Lo que hacen frente al colapso es “demasiado poco y demasiado tarde”

Por: Eduardo Farah

El mundo cambio, y lo ignoran…

Con el avenimiento de la red global de comunicación y de los procesos de globalización la realidad que rigió los siglos XIX y XX se modificó tanto que entramos en un nuevo paradigma. Anteriormente se dividía el mundo en izquierda o derecha, socialismo o capitalismo, dependiendo de los valores que funcionaban y a las necesidades de la época, aunque ambos sistemas promovían el progreso indiscriminado o desarrollismo como si los recursos fueran infinitos y no hubiera consecuencias.

El mundo comenzó a cambiar, la población incremento drásticamente: de 2000 millones en 1930 a 7300 millones en 2018, por lo que gran parte de las áreas productivas del planeta están siendo activamente ocupadas y explotadas, lo que genera un agotamiento tanto de selvas, bosques y pasturas; acrecentándose la desertificación y la erosión en la tierra; y en los océanos un agotamiento desde el fitoplancton del que se ha perdido el 50% en menos de un siglo, hasta las pesquerías donde las principales están en peligro de colapsar.

Así mismo la composición de la atmosfera se modifica rápidamente por el incremento de CO2, gas metano, químicos y partículas mientras las aguas superficiales y los océanos se contaminan a nivel planetario con plásticos y químicos. Todo lo anterior incrementa con el consumismo imparable de las personas, con consecuencias jamás vistas en la historia de la humanidad.

La sexta extinción de especies ha comenzado, anteriormente hubo cinco grandes extinciones donde más del 70% de las especies desaparecieron por impactos de asteroides o vulcanismo, solo que esta vez el desastre lo está generando el homo sapiens (“sapiens pestis”).

Lo absurdo es que este proceso de extinción se va a ir agudizando y no se está haciendo mayor esfuerzo por revertirlo, fuera de algunos llamados de atención por los científicos o escritores de ciencia ficción y cine. La catástrofe ecológica se mantiene fuera del debate mundial, mientras tanto la mayoría de los habitantes están inmersos en resolver sus necesidades inmediatas y sus deseos consumistas.

Es como si un individuo de edad media va a ver un médico porque tiene una pequeña tos y ya en el consultorio le realiza más estudios, resulta que tiene cáncer de pulmón que se está extendiendo y le da dos opciones: no hacer nada y entre tres y seis meses morir o iniciar tratamientos que son muy fuertes, y alteraran su vida como la conoce. El paciente se queda anonadado y empieza a negar los hechos y quiere continuar su vida como si nada ocurriera, pero el médico con estudios en mano le demuestra los hechos, por lo que el paciente tendrá que cambiar totalmente su manera de vivir.

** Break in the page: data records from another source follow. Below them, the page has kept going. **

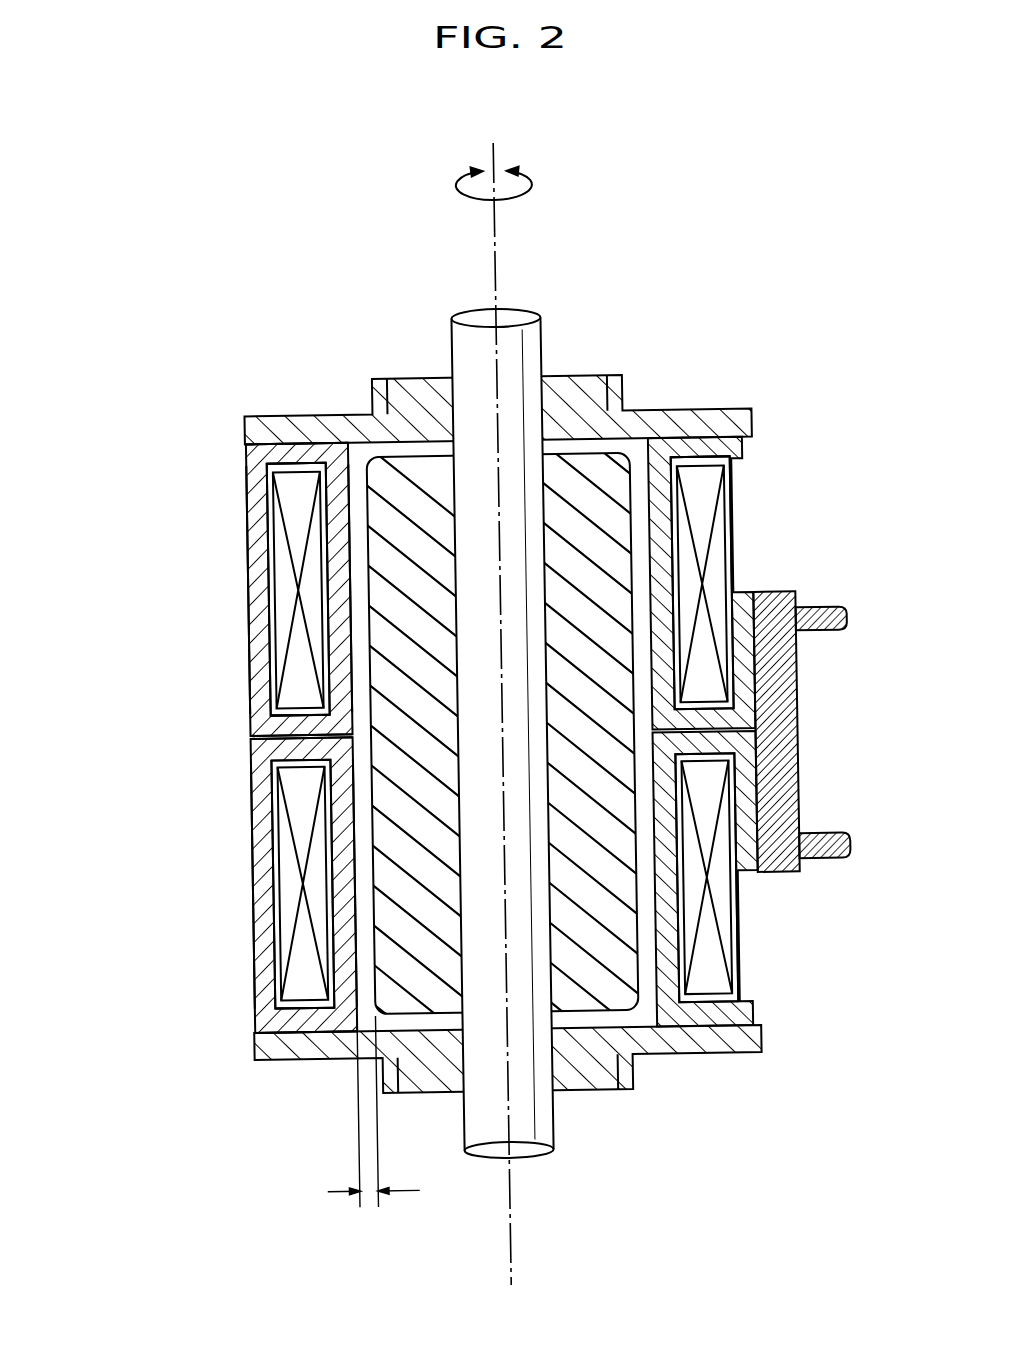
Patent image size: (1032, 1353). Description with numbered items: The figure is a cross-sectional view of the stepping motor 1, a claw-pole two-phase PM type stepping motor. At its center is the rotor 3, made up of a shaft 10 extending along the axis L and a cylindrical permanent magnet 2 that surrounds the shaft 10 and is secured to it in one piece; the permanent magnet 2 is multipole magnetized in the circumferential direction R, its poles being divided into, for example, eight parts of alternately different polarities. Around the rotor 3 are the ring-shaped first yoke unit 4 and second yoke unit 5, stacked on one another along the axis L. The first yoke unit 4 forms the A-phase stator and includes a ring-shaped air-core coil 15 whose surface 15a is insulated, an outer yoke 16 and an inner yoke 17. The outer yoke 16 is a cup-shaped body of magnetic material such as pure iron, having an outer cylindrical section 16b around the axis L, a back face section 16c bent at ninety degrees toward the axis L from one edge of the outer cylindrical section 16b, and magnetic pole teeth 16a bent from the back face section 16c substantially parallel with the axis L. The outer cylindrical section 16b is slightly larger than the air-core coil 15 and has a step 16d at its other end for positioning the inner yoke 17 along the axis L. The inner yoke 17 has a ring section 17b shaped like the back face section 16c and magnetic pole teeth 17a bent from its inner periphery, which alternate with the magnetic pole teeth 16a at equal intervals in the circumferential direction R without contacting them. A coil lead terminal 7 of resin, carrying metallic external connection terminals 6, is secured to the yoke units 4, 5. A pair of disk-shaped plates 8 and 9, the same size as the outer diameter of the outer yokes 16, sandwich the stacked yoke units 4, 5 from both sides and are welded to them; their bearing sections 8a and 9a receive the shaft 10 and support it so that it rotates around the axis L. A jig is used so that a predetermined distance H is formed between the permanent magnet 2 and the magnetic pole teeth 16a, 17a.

The stepping motor 1 is at (788, 211).
The permanent magnet 2 is at (605, 479).
The rotor 3 is at (571, 312).
The first yoke unit 4 is at (93, 466).
The second yoke unit 5 is at (93, 855).
The external connection terminals 6 is at (849, 623).
The coil lead terminal 7 is at (804, 598).
The plate 8 is at (740, 417).
The bearing section 8a is at (573, 384).
The plate 9 is at (732, 1044).
The bearing section 9a is at (574, 1068).
The shaft 10 is at (473, 357).
The air-core coil 15 is at (287, 569).
The surface 15a is at (287, 580).
The outer yoke 16 is at (250, 521).
The magnetic pole teeth 16a is at (343, 638).
The outer cylindrical section 16b is at (259, 609).
The back face section 16c is at (252, 746).
The step 16d is at (269, 452).
The inner yoke 17 is at (283, 470).
The magnetic pole teeth 17a is at (663, 505).
The ring section 17b is at (312, 440).
The axis L is at (506, 160).
The circumferential direction R is at (538, 184).
The predetermined distance H is at (360, 1203).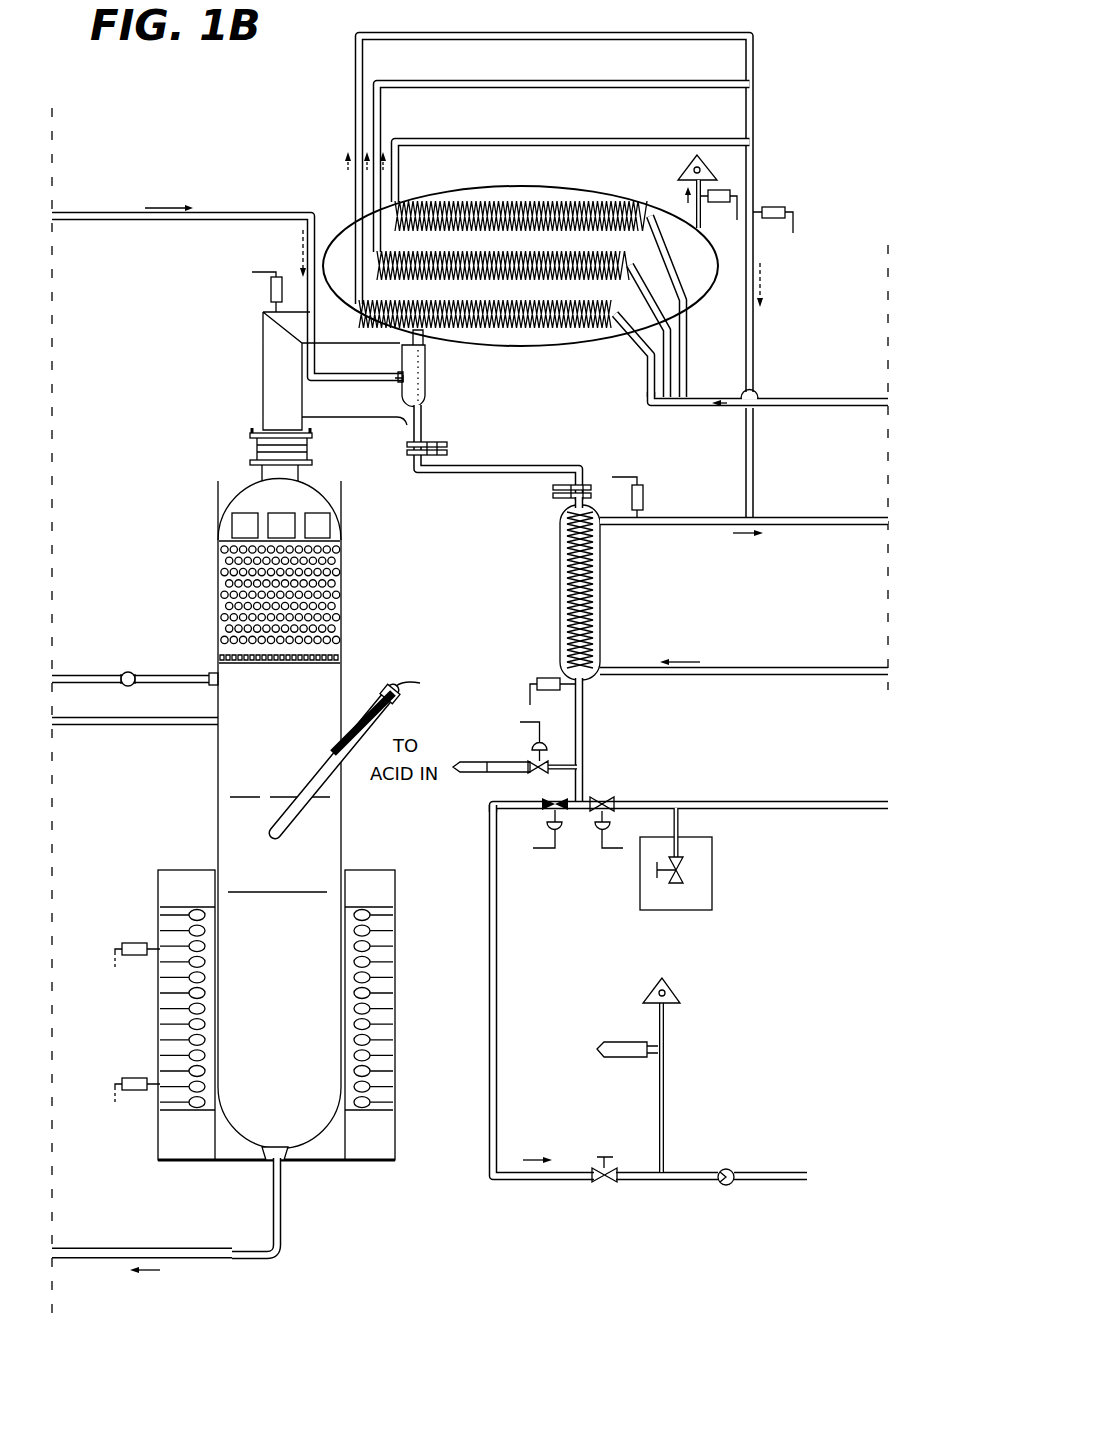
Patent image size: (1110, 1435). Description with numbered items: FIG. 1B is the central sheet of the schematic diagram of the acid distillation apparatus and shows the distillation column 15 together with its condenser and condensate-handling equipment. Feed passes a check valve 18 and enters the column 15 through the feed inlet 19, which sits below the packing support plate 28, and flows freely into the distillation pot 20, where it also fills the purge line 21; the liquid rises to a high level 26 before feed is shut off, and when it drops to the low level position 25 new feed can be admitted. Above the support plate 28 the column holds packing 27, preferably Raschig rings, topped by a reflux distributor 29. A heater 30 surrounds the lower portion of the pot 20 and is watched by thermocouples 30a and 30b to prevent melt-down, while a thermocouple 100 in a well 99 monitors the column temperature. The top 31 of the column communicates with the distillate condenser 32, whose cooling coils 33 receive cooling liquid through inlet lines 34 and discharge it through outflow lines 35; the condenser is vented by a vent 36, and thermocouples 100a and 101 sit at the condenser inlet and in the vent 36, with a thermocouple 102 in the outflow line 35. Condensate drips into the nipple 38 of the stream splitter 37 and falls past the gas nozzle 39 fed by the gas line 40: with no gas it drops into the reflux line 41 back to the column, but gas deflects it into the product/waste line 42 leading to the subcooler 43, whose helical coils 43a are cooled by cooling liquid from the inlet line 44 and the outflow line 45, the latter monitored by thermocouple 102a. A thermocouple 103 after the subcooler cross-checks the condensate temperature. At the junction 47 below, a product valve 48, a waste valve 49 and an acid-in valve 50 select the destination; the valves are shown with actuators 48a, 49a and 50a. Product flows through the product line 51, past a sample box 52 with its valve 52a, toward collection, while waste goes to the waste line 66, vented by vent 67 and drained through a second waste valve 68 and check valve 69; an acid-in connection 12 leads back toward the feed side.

The acid inlet line 12 is at (474, 757).
The distillation column 15 is at (232, 740).
The check valve 18 is at (132, 671).
The feed inlet 19 is at (210, 672).
The distillation pot 20 is at (310, 1126).
The purge line 21 is at (108, 1248).
The low level position 25 is at (246, 890).
The high level 26 is at (245, 796).
The packing 27 is at (342, 574).
The packing support plate 28 is at (342, 654).
The reflux distributor 29 is at (342, 538).
The heater 30 is at (386, 1012).
The thermocouple 30a is at (134, 942).
The thermocouple 30b is at (134, 1080).
The top of the column 31 is at (246, 490).
The distillate condenser 32 is at (425, 186).
The cooling coils 33 is at (602, 198).
The cooling liquid inlet line 34 is at (800, 396).
The outflow line 35 is at (376, 144).
The vent 36 is at (720, 174).
The stream splitter 37 is at (418, 386).
The nipple 38 is at (398, 355).
The gas nozzle 39 is at (402, 380).
The gas line 40 is at (105, 210).
The reflux line 41 is at (334, 424).
The product/waste line 42 is at (498, 466).
The subcooler 43 is at (556, 566).
The helical coils 43a is at (567, 590).
The cooling liquid inlet line 44 is at (752, 667).
The outflow line 45 is at (622, 524).
The junction 47 is at (580, 786).
The product valve 48 is at (604, 795).
The valve actuator 48a is at (599, 830).
The waste valve 49 is at (566, 813).
The valve actuator 49a is at (548, 832).
The acid-in valve 50 is at (529, 771).
The valve actuator 50a is at (550, 745).
The product line 51 is at (721, 799).
The sample box 52 is at (712, 910).
The sample valve 52a is at (696, 868).
The waste line 66 is at (487, 927).
The vent 67 is at (680, 992).
The waste valve 68 is at (610, 1184).
The check valve 69 is at (727, 1168).
The well 99 is at (322, 766).
The thermocouple 100 is at (302, 806).
The thermocouple 100a is at (266, 287).
The thermocouple 101 is at (737, 193).
The thermocouple 102 is at (788, 210).
The thermocouple 102a is at (644, 488).
The thermocouple 103 is at (539, 677).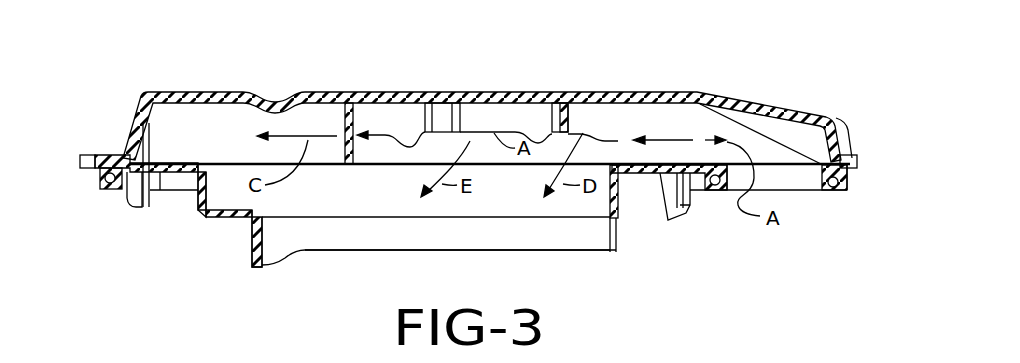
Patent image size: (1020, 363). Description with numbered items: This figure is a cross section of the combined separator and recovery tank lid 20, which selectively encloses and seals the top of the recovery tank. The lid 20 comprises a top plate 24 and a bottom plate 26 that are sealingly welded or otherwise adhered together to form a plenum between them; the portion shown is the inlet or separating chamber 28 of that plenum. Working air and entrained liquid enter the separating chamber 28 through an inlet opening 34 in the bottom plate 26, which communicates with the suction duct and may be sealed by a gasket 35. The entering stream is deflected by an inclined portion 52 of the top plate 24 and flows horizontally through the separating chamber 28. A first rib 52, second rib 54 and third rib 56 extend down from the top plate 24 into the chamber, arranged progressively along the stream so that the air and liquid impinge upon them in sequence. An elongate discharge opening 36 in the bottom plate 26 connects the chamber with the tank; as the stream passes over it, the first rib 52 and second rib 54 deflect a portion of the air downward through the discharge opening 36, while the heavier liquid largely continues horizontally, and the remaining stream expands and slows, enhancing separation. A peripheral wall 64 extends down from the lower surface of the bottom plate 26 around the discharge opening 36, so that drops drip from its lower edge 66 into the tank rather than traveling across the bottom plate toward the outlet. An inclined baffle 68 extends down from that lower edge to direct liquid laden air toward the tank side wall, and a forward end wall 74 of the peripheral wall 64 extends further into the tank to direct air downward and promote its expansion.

Una analogía con lo que está pasando en el planeta, el cambio climático y las extinciones van a generar caídas dramáticas en la producción alimenticia, acompañadas de migraciones incontroladas, revueltas y guerras por el hambre, escasez de agua y por sobrevivir a toda costa que podrían destruir la vida humana si no comenzamos a tomar medidas drásticas, no individuales sino colectivas porque el cambio que una sola persona produce no se compara con el daño de 7300 millones.

Lo extraño es que la humanidad, excepto algunos pocos, en vez de enfrentar el nuevo paradigma lo evaden. Mientras tanto los políticos siguen en su retórica vacía y en sus propuestas disque de izquierda o derecha y hasta se dicen sustentables, pero todo esto es disfuncional frente a la nueva realidad, ya que no entienden el ecocidio global en proceso, aunque siguen haciendo reuniones internacionales de la ONU, gobiernos, etc. donde todo lo que hacen o acuerdan resulta ser “demasiado poco, y demasiado tarde”.